I was ready to die of boredom, but I was so pleasantly surprised. The grounds are green and perfect for a picnic. We spread our Maasai shawls on the ground and unpacked our lunch. One of the men on the trip had made samosas that were so good; I wanted to ask if manna was part of the ingredients. The view of the beach was perfect for melting problems, real and imagined.

The kids had a fantastic time in the waters. The best part of the trip was when we witnessed baby turtles being released into the water. Mommy turtles come to shore to lay their eggs, and when the eggs hatch, the tiny turtles scuttle away to the waters at night.

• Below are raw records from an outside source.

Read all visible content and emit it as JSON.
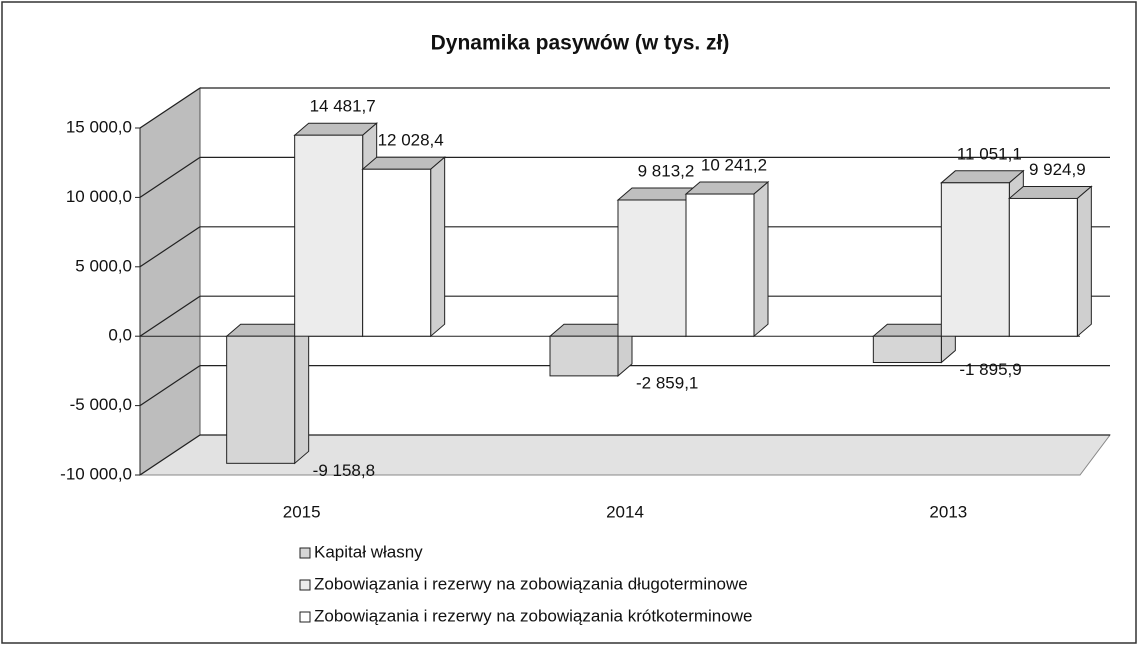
{
  "chart_data": {
    "type": "bar3d",
    "title": "Dynamika pasywów (w tys. zł)",
    "categories": [
      "2015",
      "2014",
      "2013"
    ],
    "series": [
      {
        "name": "Kapitał własny",
        "color": "#d6d6d6",
        "values": [
          -9158.8,
          -2859.1,
          -1895.9
        ],
        "value_labels": [
          "-9 158,8",
          "-2 859,1",
          "-1 895,9"
        ]
      },
      {
        "name": "Zobowiązania i rezerwy na zobowiązania długoterminowe",
        "color": "#ececec",
        "values": [
          14481.7,
          9813.2,
          11051.1
        ],
        "value_labels": [
          "14 481,7",
          "9 813,2",
          "11 051,1"
        ]
      },
      {
        "name": "Zobowiązania i rezerwy na zobowiązania krótkoterminowe",
        "color": "#ffffff",
        "values": [
          12028.4,
          10241.2,
          9924.9
        ],
        "value_labels": [
          "12 028,4",
          "10 241,2",
          "9 924,9"
        ]
      }
    ],
    "ylim": [
      -10000,
      15000
    ],
    "yticks": [
      {
        "value": -10000,
        "label": "-10 000,0"
      },
      {
        "value": -5000,
        "label": "-5 000,0"
      },
      {
        "value": 0,
        "label": "0,0"
      },
      {
        "value": 5000,
        "label": "5 000,0"
      },
      {
        "value": 10000,
        "label": "10 000,0"
      },
      {
        "value": 15000,
        "label": "15 000,0"
      }
    ],
    "grid": true,
    "legend": "bottom-left"
  }
}
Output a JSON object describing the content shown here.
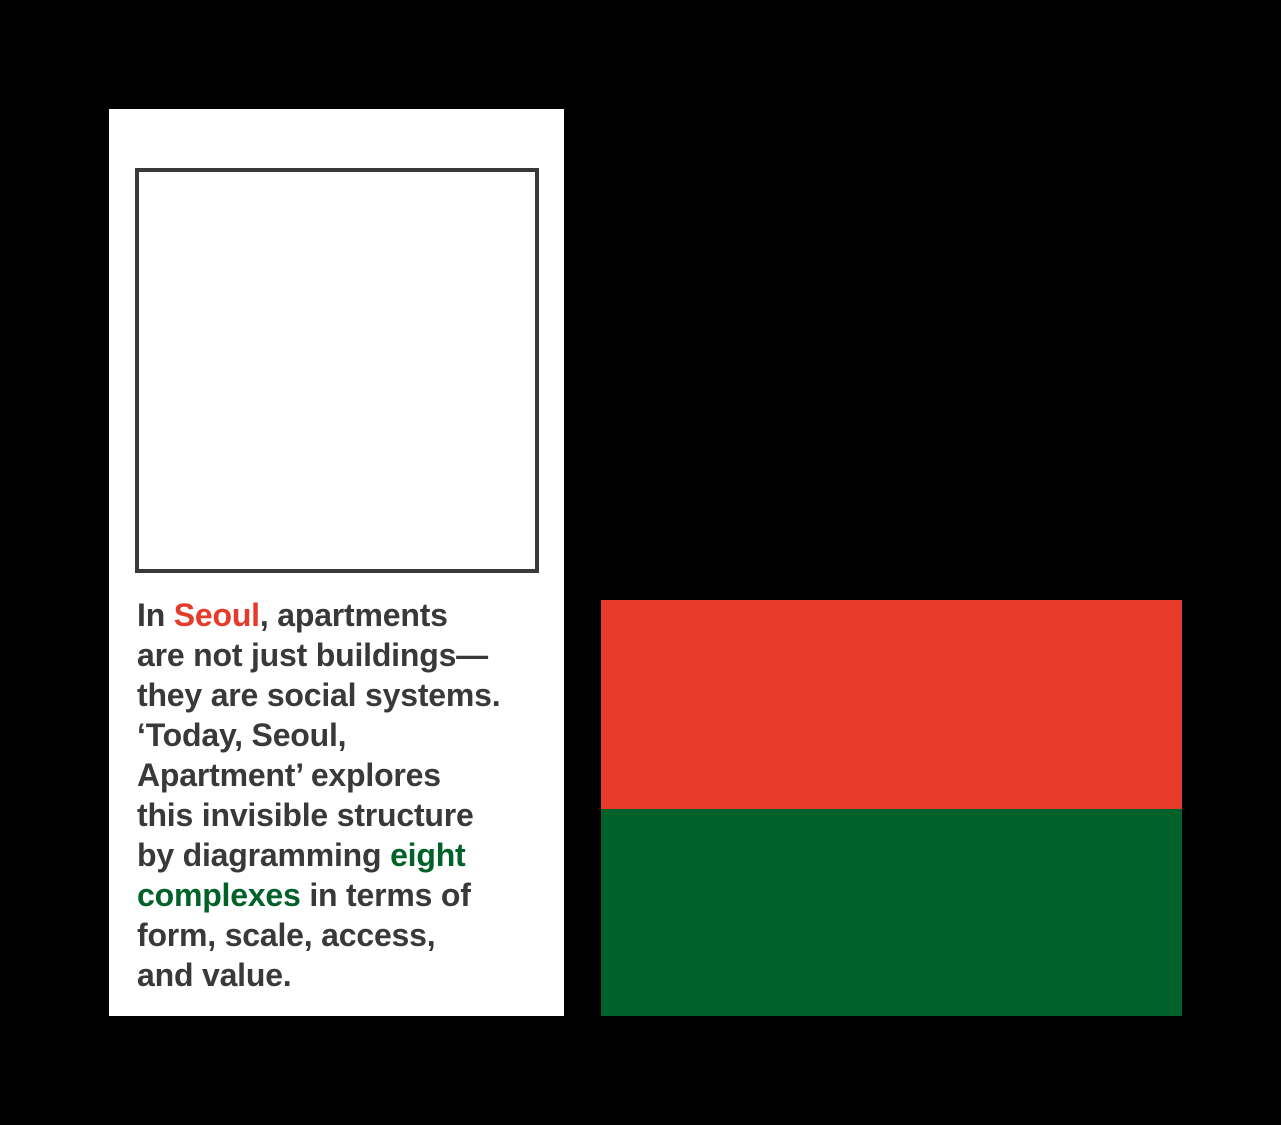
{
  "colors": {
    "background": "#000000",
    "card": "#ffffff",
    "frame_border": "#3a3839",
    "text": "#3b3839",
    "accent_red": "#e63a2b",
    "accent_green": "#006129"
  },
  "description": {
    "lines": [
      {
        "before": "In ",
        "highlight": "Seoul",
        "after": ", apartments"
      },
      {
        "text": "are not just buildings—"
      },
      {
        "text": "they are social systems."
      },
      {
        "text": "‘Today, Seoul,"
      },
      {
        "text": "Apartment’ explores"
      },
      {
        "text": "this invisible structure"
      },
      {
        "before": "by diagramming ",
        "highlight": "eight"
      },
      {
        "highlight": "complexes",
        "after": " in terms of"
      },
      {
        "text": "form, scale, access,"
      },
      {
        "text": "and value."
      }
    ]
  }
}
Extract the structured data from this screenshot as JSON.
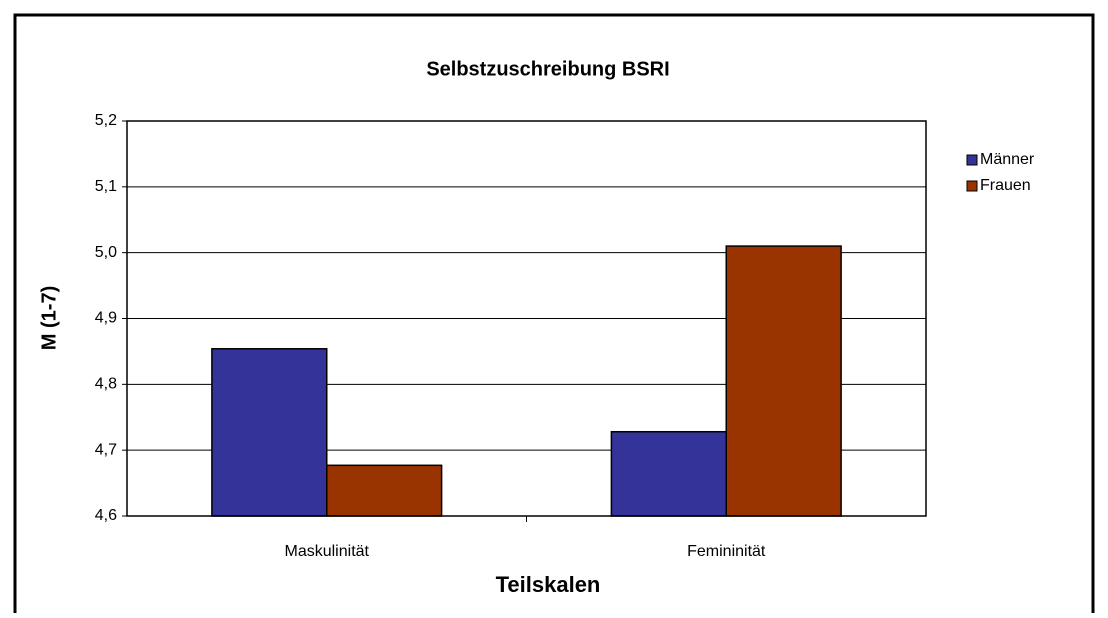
{
  "chart_data": {
    "type": "bar",
    "title": "Selbstzuschreibung BSRI",
    "x_label": "Teilskalen",
    "y_label": "M (1-7)",
    "categories": [
      "Maskulinität",
      "Femininität"
    ],
    "series": [
      {
        "name": "Männer",
        "color": "#333399",
        "values": [
          4.854,
          4.728
        ]
      },
      {
        "name": "Frauen",
        "color": "#993300",
        "values": [
          4.677,
          5.01
        ]
      }
    ],
    "ylim": [
      4.6,
      5.2
    ],
    "yticks": [
      {
        "value": 4.6,
        "label": "4,6"
      },
      {
        "value": 4.7,
        "label": "4,7"
      },
      {
        "value": 4.8,
        "label": "4,8"
      },
      {
        "value": 4.9,
        "label": "4,9"
      },
      {
        "value": 5.0,
        "label": "5,0"
      },
      {
        "value": 5.1,
        "label": "5,1"
      },
      {
        "value": 5.2,
        "label": "5,2"
      }
    ],
    "grid": true,
    "legend": "right"
  }
}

But the crabs know this, so they lay in wait. As the little turtles run to begin their lives, each crab grabs one. The turtles are now endangered. Because of this, the Kenya Wildlife Service and other conservation enthusiasts carefully remove the turtles, put them in a bucket, and release them into the water. The turtles need to walk to the water by themselves because the females have to find their way back to the beach they were hatched to lay their eggs when they are of age —talk of finding their true North. The males never come back on land. (deadbeat turtles!)

I couldn’t imagine we had had fun in Mombasa for so little. Clearly, all you need to have a great time in Mombasa is a means of transport and heavenly samosas. Watching the little turtles struggle to take their first walk home is a different type of Nirvana.